Exa processes web documents through embedding models that convert text into vectors (lists of numbers) that capture the meaning of the content. When a query comes in, it's also converted to an embedding, and Exa finds the most semantically similar documents. To make this process efficient at scale, Exa uses several techniques including Matryoshka embeddings (nested representations of different sizes), clustering (grouping similar documents), binary compression, and low-level optimizations to handle billions of documents quickly.

What kinds of queries can Exa handle that traditional search engines cannot?

Exa can handle several types of queries that traditional search engines struggle with:

Long, contextual queries (entire paragraphs or code snippets)
Semantic queries (e.g., "people in SF who know assembly language")
Complex, multi-condition queries (e.g., "Find every article that argues X and not Y from author Z")
Queries with very specific information needs that require precise understanding of language

How does Exa fit into the AI application ecosystem?

Exa positions itself as search infrastructure for AI applications. When an AI application needs information from the web, it sends a query to Exa, which returns the most relevant information. This is similar to how AI applications like Google's Gemini or OpenAI's ChatGPT use Google and Bing respectively as their search infrastructure. Exa aims to provide a more powerful and flexible API specifically designed for AI needs.

What is "test time compute" search and why is it important?

Test time compute search refers to search operations that may take longer than traditional search (from seconds to minutes or even hours) because they involve more complex processing. This approach is necessary for truly complex search queries that require deeper analysis. Similar to how complex AI tasks might require more powerful models, complex search queries require more computational resources. Exa's approach acknowledges that some valuable search capabilities simply can't be delivered in milliseconds.

What is "perfect search" and how is Exa working toward it?

Perfect search is Exa's vision of a search system that can handle any type of query across any type of content.
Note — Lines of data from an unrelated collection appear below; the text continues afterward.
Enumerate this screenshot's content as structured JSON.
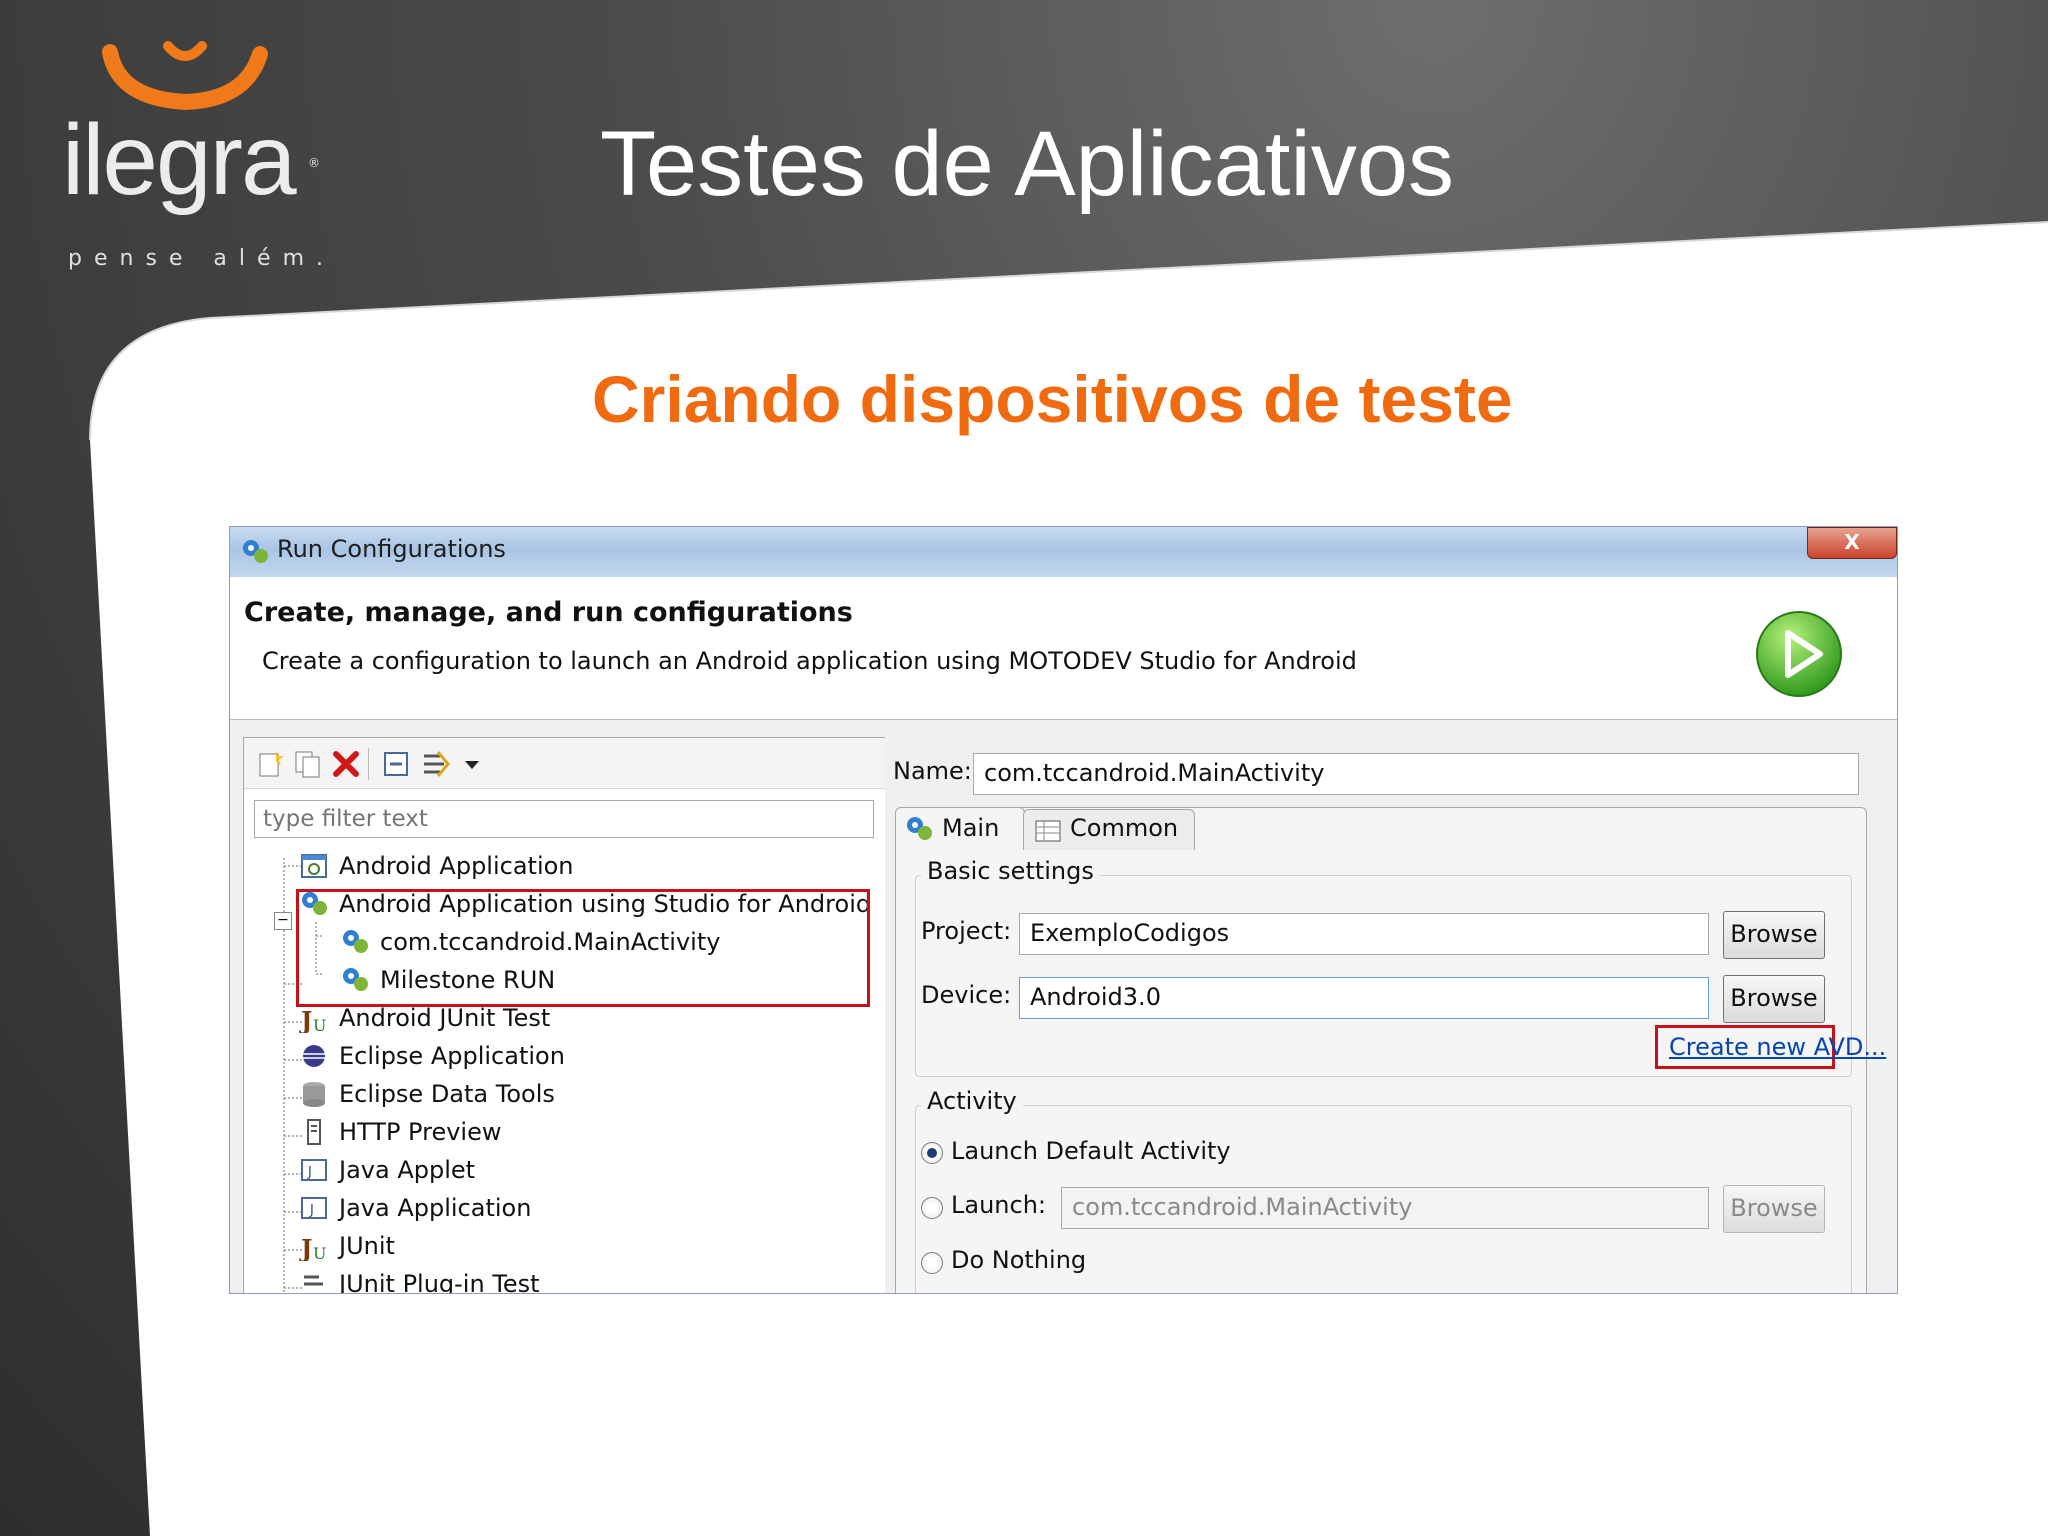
{
  "slide": {
    "brand": "ilegra",
    "tagline": "pense além.",
    "title": "Testes de Aplicativos",
    "subtitle": "Criando dispositivos de teste",
    "accent_color": "#f06a10"
  },
  "dialog": {
    "window_title": "Run Configurations",
    "close_label": "X",
    "header_title": "Create, manage, and run configurations",
    "header_description": "Create a configuration to launch an Android application using MOTODEV Studio for Android",
    "toolbar_icons": [
      "new-configuration-icon",
      "duplicate-icon",
      "delete-icon",
      "collapse-all-icon",
      "filter-icon",
      "dropdown-arrow-icon"
    ],
    "filter_placeholder": "type filter text",
    "tree": [
      {
        "label": "Android Application",
        "icon": "android-app-icon"
      },
      {
        "label": "Android Application using Studio for Android",
        "icon": "motodev-icon"
      },
      {
        "label": "com.tccandroid.MainActivity",
        "icon": "motodev-config-icon"
      },
      {
        "label": "Milestone RUN",
        "icon": "motodev-config-icon"
      },
      {
        "label": "Android JUnit Test",
        "icon": "junit-icon"
      },
      {
        "label": "Eclipse Application",
        "icon": "eclipse-icon"
      },
      {
        "label": "Eclipse Data Tools",
        "icon": "database-icon"
      },
      {
        "label": "HTTP Preview",
        "icon": "http-icon"
      },
      {
        "label": "Java Applet",
        "icon": "java-applet-icon"
      },
      {
        "label": "Java Application",
        "icon": "java-app-icon"
      },
      {
        "label": "JUnit",
        "icon": "junit-icon"
      },
      {
        "label": "JUnit Plug-in Test",
        "icon": "plugin-test-icon"
      }
    ],
    "name_label": "Name:",
    "name_value": "com.tccandroid.MainActivity",
    "tabs": [
      {
        "label": "Main",
        "icon": "motodev-icon"
      },
      {
        "label": "Common",
        "icon": "common-tab-icon"
      }
    ],
    "basic_settings_label": "Basic settings",
    "project_label": "Project:",
    "project_value": "ExemploCodigos",
    "device_label": "Device:",
    "device_value": "Android3.0",
    "browse_label": "Browse",
    "create_avd_link": "Create new AVD...",
    "activity_label": "Activity",
    "launch_default_label": "Launch Default Activity",
    "launch_label": "Launch:",
    "launch_value": "com.tccandroid.MainActivity",
    "do_nothing_label": "Do Nothing",
    "selected_activity_option": "Launch Default Activity",
    "highlight_color": "#c8101a",
    "link_color": "#0645ad"
  }
}
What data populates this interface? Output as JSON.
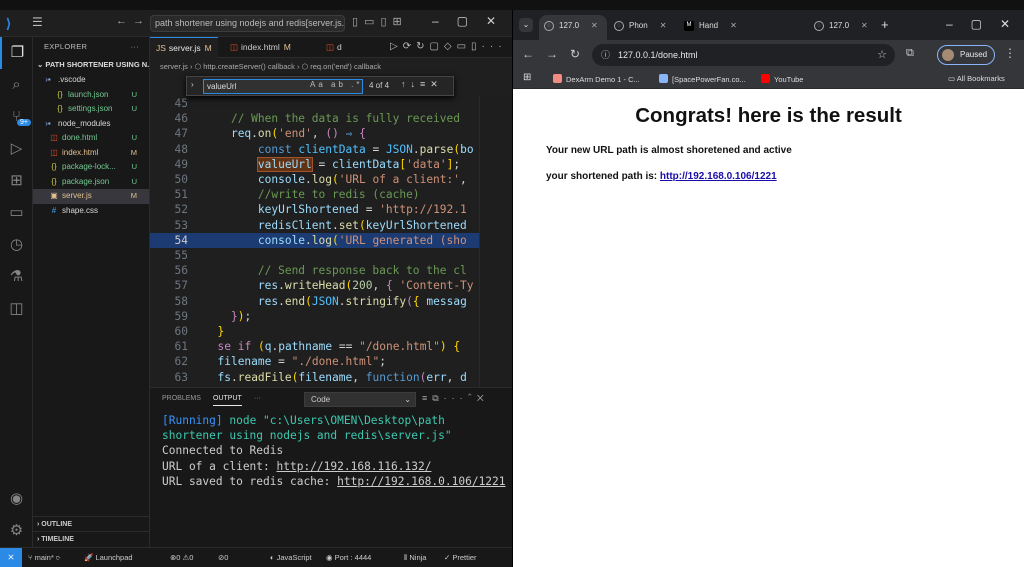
{
  "vscode": {
    "titlebar": {
      "search": "path shortener using nodejs and redis[server.js.....path"
    },
    "explorer": {
      "title": "EXPLORER",
      "project": "PATH SHORTENER USING N...",
      "files": [
        {
          "name": ".vscode",
          "status": "",
          "icon": "folder",
          "color": "#d8d8d8"
        },
        {
          "name": "launch.json",
          "status": "U",
          "icon": "{}",
          "color": "#73c991"
        },
        {
          "name": "settings.json",
          "status": "U",
          "icon": "{}",
          "color": "#73c991"
        },
        {
          "name": "node_modules",
          "status": "",
          "icon": "folder",
          "color": "#d8d8d8"
        },
        {
          "name": "done.html",
          "status": "U",
          "icon": "<>",
          "color": "#73c991"
        },
        {
          "name": "index.html",
          "status": "M",
          "icon": "<>",
          "color": "#e2c08d"
        },
        {
          "name": "package-lock...",
          "status": "U",
          "icon": "{}",
          "color": "#73c991"
        },
        {
          "name": "package.json",
          "status": "U",
          "icon": "{}",
          "color": "#73c991"
        },
        {
          "name": "server.js",
          "status": "M",
          "icon": "JS",
          "color": "#e2c08d"
        },
        {
          "name": "shape.css",
          "status": "",
          "icon": "#",
          "color": "#d8d8d8"
        }
      ],
      "outline": "OUTLINE",
      "timeline": "TIMELINE"
    },
    "tabs": [
      {
        "label": "server.js",
        "mark": "M"
      },
      {
        "label": "index.html",
        "mark": "M"
      },
      {
        "label": "d",
        "mark": ""
      }
    ],
    "breadcrumb": "server.js  ›  ⬡ http.createServer() callback  ›  ⬡ req.on('end') callback",
    "find": {
      "value": "valueUrl",
      "options": "Aa ab .*",
      "count": "4 of 4"
    },
    "code": [
      {
        "n": "45",
        "html": ""
      },
      {
        "n": "46",
        "html": "    <span class='cm'>// When the data is fully received</span>"
      },
      {
        "n": "47",
        "html": "    <span class='var'>req</span><span class='pl'>.</span><span class='fn'>on</span><span class='br'>(</span><span class='str'>'end'</span><span class='pl'>, </span><span class='kp'>()</span><span class='pl'> </span><span class='kw'>⇒</span><span class='pl'> </span><span class='kp'>{</span>"
      },
      {
        "n": "48",
        "html": "        <span class='kw'>const</span> <span class='cn'>clientData</span> <span class='pl'>=</span> <span class='cn'>JSON</span><span class='pl'>.</span><span class='fn'>parse</span><span class='br'>(</span><span class='var'>bo</span>"
      },
      {
        "n": "49",
        "html": "        <span class='var found'>valueUrl</span> <span class='pl'>=</span> <span class='var'>clientData</span><span class='br'>[</span><span class='str'>'data'</span><span class='br'>]</span><span class='pl'>;</span>"
      },
      {
        "n": "50",
        "html": "        <span class='var'>console</span><span class='pl'>.</span><span class='fn'>log</span><span class='br'>(</span><span class='str'>'URL of a client:'</span><span class='pl'>,</span>"
      },
      {
        "n": "51",
        "html": "        <span class='cm'>//write to redis (cache)</span>"
      },
      {
        "n": "52",
        "html": "        <span class='var'>keyUrlShortened</span> <span class='pl'>=</span> <span class='str'>'http://192.1</span>"
      },
      {
        "n": "53",
        "html": "        <span class='var'>redisClient</span><span class='pl'>.</span><span class='fn'>set</span><span class='br'>(</span><span class='var'>keyUrlShortened</span>"
      },
      {
        "n": "54",
        "html": "        <span class='var'>console</span><span class='pl'>.</span><span class='fn'>log</span><span class='br'>(</span><span class='str'>'URL generated (sho</span>",
        "hl": true
      },
      {
        "n": "55",
        "html": ""
      },
      {
        "n": "56",
        "html": "        <span class='cm'>// Send response back to the cl</span>"
      },
      {
        "n": "57",
        "html": "        <span class='var'>res</span><span class='pl'>.</span><span class='fn'>writeHead</span><span class='br'>(</span><span class='num2'>200</span><span class='pl'>, </span><span class='kp'>{</span> <span class='str'>'Content-Ty</span>"
      },
      {
        "n": "58",
        "html": "        <span class='var'>res</span><span class='pl'>.</span><span class='fn'>end</span><span class='br'>(</span><span class='cn'>JSON</span><span class='pl'>.</span><span class='fn'>stringify</span><span class='kp'>(</span><span class='br'>{</span> <span class='var'>messag</span>"
      },
      {
        "n": "59",
        "html": "    <span class='kp'>}</span><span class='br'>)</span><span class='pl'>;</span>"
      },
      {
        "n": "60",
        "html": "  <span class='br'>}</span>"
      },
      {
        "n": "61",
        "html": "  <span class='kp'>se</span> <span class='kp'>if</span> <span class='br'>(</span><span class='var'>q</span><span class='pl'>.</span><span class='var'>pathname</span> <span class='pl'>==</span> <span class='str'>\"/done.html\"</span><span class='br'>)</span> <span class='br'>{</span>"
      },
      {
        "n": "62",
        "html": "  <span class='var'>filename</span> <span class='pl'>=</span> <span class='str'>\"./done.html\"</span><span class='pl'>;</span>"
      },
      {
        "n": "63",
        "html": "  <span class='var'>fs</span><span class='pl'>.</span><span class='fn'>readFile</span><span class='br'>(</span><span class='var'>filename</span><span class='pl'>,</span> <span class='kw'>function</span><span class='kp'>(</span><span class='var'>err</span><span class='pl'>,</span> <span class='var'>d</span>"
      }
    ],
    "panel": {
      "tabs": [
        "PROBLEMS",
        "OUTPUT",
        "···"
      ],
      "channel": "Code",
      "output": {
        "running": "[Running]",
        "command": " node \"c:\\Users\\OMEN\\Desktop\\path shortener using nodejs and redis\\server.js\"",
        "line2": "Connected to Redis",
        "line3_label": "URL of a client: ",
        "line3_url": "http://192.168.116.132/",
        "line4_label": "URL saved to redis cache: ",
        "line4_url": "http://192.168.0.106/1221"
      }
    },
    "status": {
      "branch": "main*",
      "launchpad": "Launchpad",
      "problems": "⊗0 ⚠0",
      "ports": "⊘0",
      "language": "JavaScript",
      "port": "Port : 4444",
      "ninja": "Ninja",
      "prettier": "Prettier"
    }
  },
  "chrome": {
    "tabs": [
      {
        "label": "127.0",
        "icon": "globe-icon",
        "active": true
      },
      {
        "label": "Phon",
        "icon": "globe-icon",
        "active": false
      },
      {
        "label": "Hand",
        "icon": "m-icon",
        "active": false
      },
      {
        "label": "127.0",
        "icon": "globe-icon",
        "active": false
      }
    ],
    "url": "127.0.0.1/done.html",
    "profile_status": "Paused",
    "bookmarks": [
      {
        "label": "DexArm Demo 1 - C...",
        "color": "#f28b82"
      },
      {
        "label": "[SpacePowerFan.co...",
        "color": "#8ab4f8"
      },
      {
        "label": "YouTube",
        "color": "#ff0000"
      }
    ],
    "all_bookmarks": "All Bookmarks",
    "page": {
      "heading": "Congrats! here is the result",
      "line1": "Your new URL path is almost shoretened and active",
      "line2_label": "your shortened path is: ",
      "line2_link": "http://192.168.0.106/1221"
    }
  }
}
This includes finding people with specific expertise, searching for multimodal content with precise attributes, curating content based on complex criteria, and performing sophisticated analyses across different perspectives. Exa is working toward this by building a search infrastructure that understands language deeply and can be customized to handle increasingly complex information needs.

What is Exa's business model?

Unlike traditional search engines that make money from advertising, Exa charges on a usage basis (per query). This creates an incentive structure where Exa benefits from providing the highest quality search results possible so that customers will use the service more, rather than optimizing for ad clicks.

Does Exa handle content behind paywalls?

No, Exa only searches content that is publicly accessible and not behind paywalls.

How does Exa handle SEO manipulation?

Exa's neural embedding-based approach makes it inherently more resistant to traditional SEO manipulation techniques that work on keyword-based algorithms. Additionally, since Exa is focused on providing high-quality information rather than generating ad revenue, it has stronger incentives to filter out low-quality SEO-optimized content.

How does Exa handle document size and chunking?

Exa works with web documents which naturally have a structure that makes them manageable for embedding. While there are limits to document size, Exa can handle most web content effectively. The company is exploring chunking strategies for longer documents but has found that the natural structure of web content often provides reasonable document boundaries.